Meu
caro poeta,
Por
um lado foi bom que me tivesses pedido resposta urgente, senão eu jamais
escreveria sobre o assunto desta, pois não possuo o dom discursivo e
expositivo, vindo daí a dificuldade que sempre tive de escrever em prosa. A
prosa não tem margens, nunca se sabe quando, como e onde parar. O poema, não;
descreve uma parábola tracada pelo próprio impulso (ritmo); é que nem um grito.
Todo poema é, para mim, uma interjeição ampliada; algo de instintivo, carregado
de emoção. Com isso não quero dizer que o poema seja uma descarga emotiva, como
o fariam os românticos. Deve, sim, trazer uma carga emocional, uma espécie de
radioatividade, cuja duração só o tempo dirá. Por isso há versos de Camões que
nos abalam tanto até hoje e há versos de hoje que os pósteros lerão com aquela
cara com que lemos os de Filinto Elísio. Aliás, a posteridade é muito comprida:
me dá sono. Escrever com o olho na posteridade é tão absurdo como escreveres
para os súditos de Ramsés II, ou para o próprio Ramsés, se fores palaciano.
Quanto a escrever para os contemporâneos, está muito bem, mas como é que vais
saber quem são os teus contemporâneos? A única contemporaneidade que existe é a
da contingência política e social, porque estamos mergulhados nela, mas isto
compete melhor aos discursivos e expositivos , aos oradores e catedráticos. Que
sobra então para a poesia? - perguntarás. E eu te respondo que sobras tu. Achas
pouco? Não me refiro à tua pessoa, refiro-me ao teu eu, que transcende os teus
limites pessoais, mergulhando no humano. O Profeta diz a todos: "eu vos
trago a verdade", enquanto o poeta, mais humildemente, se limita a dizer a
cada um: "eu te trago a minha verdade." E o poeta, quanto mais
individual, mais universal, pois cada homem, qualquer que seja o condicionamento
do meio e e da época, só vem a compreender e amar o que é essencialmente
humano. Embora, eu que o diga, seja tão difícil ser assim autêntico.

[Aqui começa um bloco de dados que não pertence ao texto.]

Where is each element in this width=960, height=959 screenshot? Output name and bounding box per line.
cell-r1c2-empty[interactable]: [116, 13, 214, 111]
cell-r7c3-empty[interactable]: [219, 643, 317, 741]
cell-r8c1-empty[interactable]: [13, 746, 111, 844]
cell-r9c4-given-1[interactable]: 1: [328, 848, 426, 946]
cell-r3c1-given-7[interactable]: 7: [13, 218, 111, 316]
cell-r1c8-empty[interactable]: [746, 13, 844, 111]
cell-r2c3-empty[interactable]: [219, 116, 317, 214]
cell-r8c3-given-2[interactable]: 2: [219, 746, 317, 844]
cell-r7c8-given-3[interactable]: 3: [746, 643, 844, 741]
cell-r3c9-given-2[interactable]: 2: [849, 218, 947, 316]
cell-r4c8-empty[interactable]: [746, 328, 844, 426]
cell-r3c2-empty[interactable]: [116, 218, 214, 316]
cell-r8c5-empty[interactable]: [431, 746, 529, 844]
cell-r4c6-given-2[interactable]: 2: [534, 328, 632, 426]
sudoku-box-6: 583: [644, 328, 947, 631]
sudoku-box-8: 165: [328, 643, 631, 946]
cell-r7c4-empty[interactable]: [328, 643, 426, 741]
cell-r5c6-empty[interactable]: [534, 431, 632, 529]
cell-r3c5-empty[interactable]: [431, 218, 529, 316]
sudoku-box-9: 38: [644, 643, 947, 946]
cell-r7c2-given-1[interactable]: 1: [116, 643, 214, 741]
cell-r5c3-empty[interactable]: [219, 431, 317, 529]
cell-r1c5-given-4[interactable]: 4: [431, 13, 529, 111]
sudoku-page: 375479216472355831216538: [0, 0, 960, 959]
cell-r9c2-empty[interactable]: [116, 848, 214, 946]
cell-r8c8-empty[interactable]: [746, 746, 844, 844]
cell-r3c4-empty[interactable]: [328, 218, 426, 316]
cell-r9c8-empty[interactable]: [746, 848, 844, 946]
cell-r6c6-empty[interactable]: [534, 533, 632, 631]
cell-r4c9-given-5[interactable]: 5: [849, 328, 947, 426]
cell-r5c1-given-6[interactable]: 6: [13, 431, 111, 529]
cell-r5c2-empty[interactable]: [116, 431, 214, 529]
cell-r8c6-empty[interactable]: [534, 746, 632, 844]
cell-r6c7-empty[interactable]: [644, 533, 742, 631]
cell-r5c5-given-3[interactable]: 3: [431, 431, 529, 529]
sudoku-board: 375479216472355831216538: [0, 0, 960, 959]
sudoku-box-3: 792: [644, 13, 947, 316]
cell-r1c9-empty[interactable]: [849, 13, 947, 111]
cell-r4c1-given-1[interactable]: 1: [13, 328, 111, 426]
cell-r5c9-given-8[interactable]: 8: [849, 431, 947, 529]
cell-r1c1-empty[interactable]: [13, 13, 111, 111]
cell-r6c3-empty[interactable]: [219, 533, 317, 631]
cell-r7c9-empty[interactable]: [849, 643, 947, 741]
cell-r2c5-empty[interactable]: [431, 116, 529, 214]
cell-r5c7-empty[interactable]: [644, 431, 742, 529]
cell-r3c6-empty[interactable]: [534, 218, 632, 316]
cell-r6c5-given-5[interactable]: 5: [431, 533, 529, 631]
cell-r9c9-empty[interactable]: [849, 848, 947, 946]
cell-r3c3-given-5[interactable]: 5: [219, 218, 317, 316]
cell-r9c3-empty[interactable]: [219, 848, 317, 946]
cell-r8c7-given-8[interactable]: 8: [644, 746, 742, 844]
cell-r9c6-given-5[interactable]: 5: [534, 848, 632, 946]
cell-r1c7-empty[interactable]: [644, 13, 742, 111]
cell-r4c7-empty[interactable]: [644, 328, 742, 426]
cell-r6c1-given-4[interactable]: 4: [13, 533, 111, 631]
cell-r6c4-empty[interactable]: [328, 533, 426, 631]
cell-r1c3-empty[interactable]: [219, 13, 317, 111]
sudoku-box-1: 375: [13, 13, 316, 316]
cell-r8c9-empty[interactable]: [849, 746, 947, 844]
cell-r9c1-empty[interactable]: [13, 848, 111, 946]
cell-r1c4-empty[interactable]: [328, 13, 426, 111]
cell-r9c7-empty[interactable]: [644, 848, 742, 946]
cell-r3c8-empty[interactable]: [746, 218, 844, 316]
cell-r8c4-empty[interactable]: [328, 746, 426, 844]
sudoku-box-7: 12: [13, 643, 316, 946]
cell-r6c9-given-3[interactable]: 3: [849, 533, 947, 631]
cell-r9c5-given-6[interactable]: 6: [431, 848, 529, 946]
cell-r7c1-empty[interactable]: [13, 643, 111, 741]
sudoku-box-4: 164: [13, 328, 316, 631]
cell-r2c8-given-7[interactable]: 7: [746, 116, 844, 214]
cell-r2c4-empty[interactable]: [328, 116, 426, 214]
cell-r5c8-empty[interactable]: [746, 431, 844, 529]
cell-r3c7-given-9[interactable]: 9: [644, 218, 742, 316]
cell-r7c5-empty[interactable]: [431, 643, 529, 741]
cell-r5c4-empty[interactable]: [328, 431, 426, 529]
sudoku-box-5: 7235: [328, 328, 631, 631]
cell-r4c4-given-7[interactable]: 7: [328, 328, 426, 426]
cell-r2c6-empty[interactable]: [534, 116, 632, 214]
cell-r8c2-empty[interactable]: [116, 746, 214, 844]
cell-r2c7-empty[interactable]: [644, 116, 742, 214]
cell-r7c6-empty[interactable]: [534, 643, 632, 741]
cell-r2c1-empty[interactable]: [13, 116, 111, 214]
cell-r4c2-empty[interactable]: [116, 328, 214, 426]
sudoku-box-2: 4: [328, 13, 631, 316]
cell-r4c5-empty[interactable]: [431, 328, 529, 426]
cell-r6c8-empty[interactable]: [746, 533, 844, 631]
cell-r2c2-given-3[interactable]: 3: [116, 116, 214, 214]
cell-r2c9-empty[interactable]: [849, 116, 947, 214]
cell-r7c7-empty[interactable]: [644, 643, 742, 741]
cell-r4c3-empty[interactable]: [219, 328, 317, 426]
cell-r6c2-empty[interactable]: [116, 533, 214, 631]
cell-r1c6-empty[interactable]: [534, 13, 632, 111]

Às vezes
assalta-me o terror de que todos os meus poemas sejam apócritos!
Meu
poeta, se estas linhas estão te aborrecendo é porque és poeta mesmo. Modéstia à
parte, as disgressões sobre poesia sempre me causaram tédio e perplexidade. A
culpa é tua, que me pediste conselho e me colocas na insustentável situação em
que me vejo quando essas meninas dos colégios vêm (por inocência ou maldade dos
professores) fazer pesquisas com perguntas assim: "O que é poesia? Por que
se tornou poeta? Como escrevem os seus poemas?" A poesia é dessas coisas
que a gente faz mas não diz.
A
poesia é um fato consumado, não se discute; perguntas-me, no entanto, que
orientação de trabalho seguir e que poetas deves ler. Eu tinha vontade de ser
um grande poeta para te dizer como é que eles fazem. Só te posso dizer o que eu
faço. Não sei como vem um poema. Às vezes uma palavra, uma frase ouvida, uma
repentina imagem que me ocorre em qualquer parte, nas ocasiões mais insólitas.

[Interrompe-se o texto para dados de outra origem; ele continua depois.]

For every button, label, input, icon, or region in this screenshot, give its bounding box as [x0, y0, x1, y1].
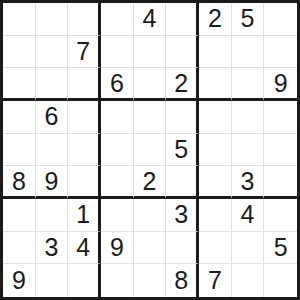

A esta imagem respondem outras. Por vezes uma rima até ajuda, com o inesperado
da sua associação. (Em vez de associações de idéias, associações de imagem;
creio ter sido esta a verdadeira conquista da poesia moderna.) Não lhes oponho
trancas nem barreiras. Vai tudo para o papel. Guardo o papel, até que um dia o
releio, já esquecido de tudo (a falta de memória é uma bênção nestes casos).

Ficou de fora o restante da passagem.